Researchers recently tested the vulnerability of 1,009 Americans to various hacking techniques using AI technologies such as ChatGPT. The results are alarming.
The study, conducted by security firm Beyond Identity, found that 39 percent of respondents would fall for at least one ChatGPT-generated phishing scam. AI-generated phishing messages can look very convincing. This high vulnerability to more sophisticated phishing attempts is worrisome as the availability of purpose-built language models such as FraudGPT increases.
Many don't recognize fake ChatGPT apps
Of those who had successfully avoided scams in the past, 61 percent were able to identify AI scams, compared to 28 percent of those who had been scammed and would fall for it again. 49 percent would have downloaded a fake ChatGPT app.
Many ChatGPT apps actually access ChatGPT's language models via the OpenAI API. However, you might not need these apps if they don't offer anything special besides the standard chat, as OpenAI provides official ChatGPT apps for iOS and Android. ChatGPT smartphone apps that are not from OpenAI can be a security risk.
AI helps guess passwords
Thirteen percent of respondents had used AI to generate passwords, which can itself be a security risk, depending on the model and how the vendor uses input data to train the AI.
Tools like ChatGPT can also crack passwords if personal information is known, according to Beyond Identity. In one test, ChatGPT was fed personal information from a fictitious user profile, such as birthday, pet name, and initials. From this information, ChatGPT easily generated possible passwords by combining this personal data.
- Luna0810$David
- Sarah&ImagineSmith
- UCLA_E.Smith_555
- JSmithLuna123!
- YankeesRachel*James
- EmilySmith$Lawrence
- DavidSmith#123Main
- ImagineUCLA_Rachel
- Yankees0810Smith!
- Sarah&DJLawrence
From Beyond Identity's report
The most common AI-generated scam was social media posts asking for personal information. 21 percent of people fell for them. These scams often ask users to reveal their birth dates or answers to password recovery questions.

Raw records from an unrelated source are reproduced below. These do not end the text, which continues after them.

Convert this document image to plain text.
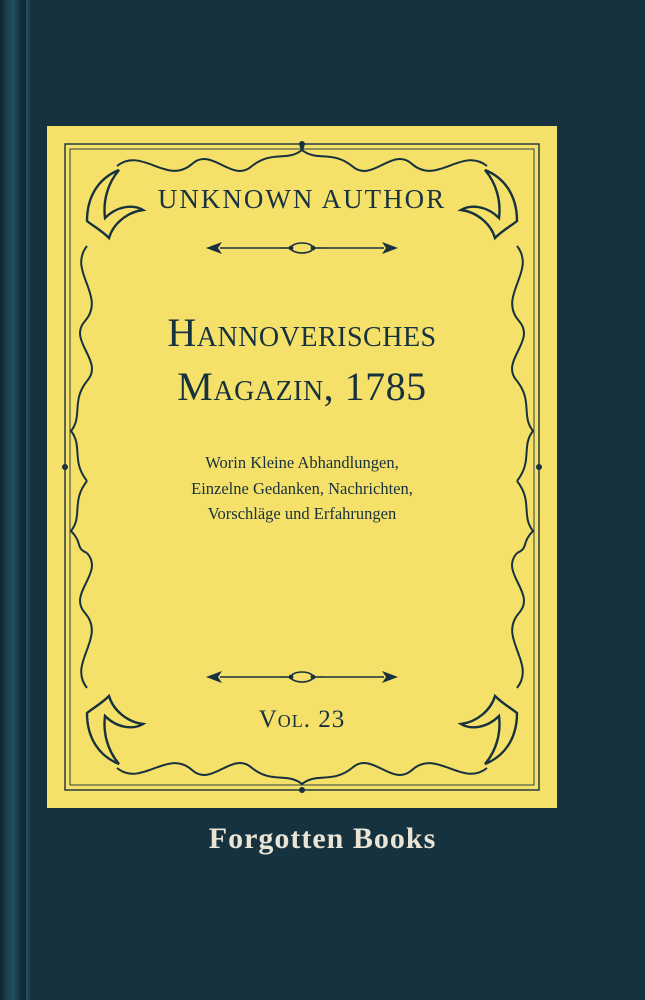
UNKNOWN AUTHOR
Hannoverisches
Magazin, 1785
Worin Kleine Abhandlungen,
Einzelne Gedanken, Nachrichten,
Vorschläge und Erfahrungen
Vol. 23
Forgotten Books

Only 25 percent of respondents said they used personal information in their passwords, but of those who did, the most common were their birthday, their pet's name, and their own name. This illustrates how easy it is for hackers to use AI tools like ChatGPT to create likely passwords for individuals by gathering basic personal information from social media.
More than half of respondents see AI as a threat to cybersecurity in general. The survey results suggest that this assessment is justified.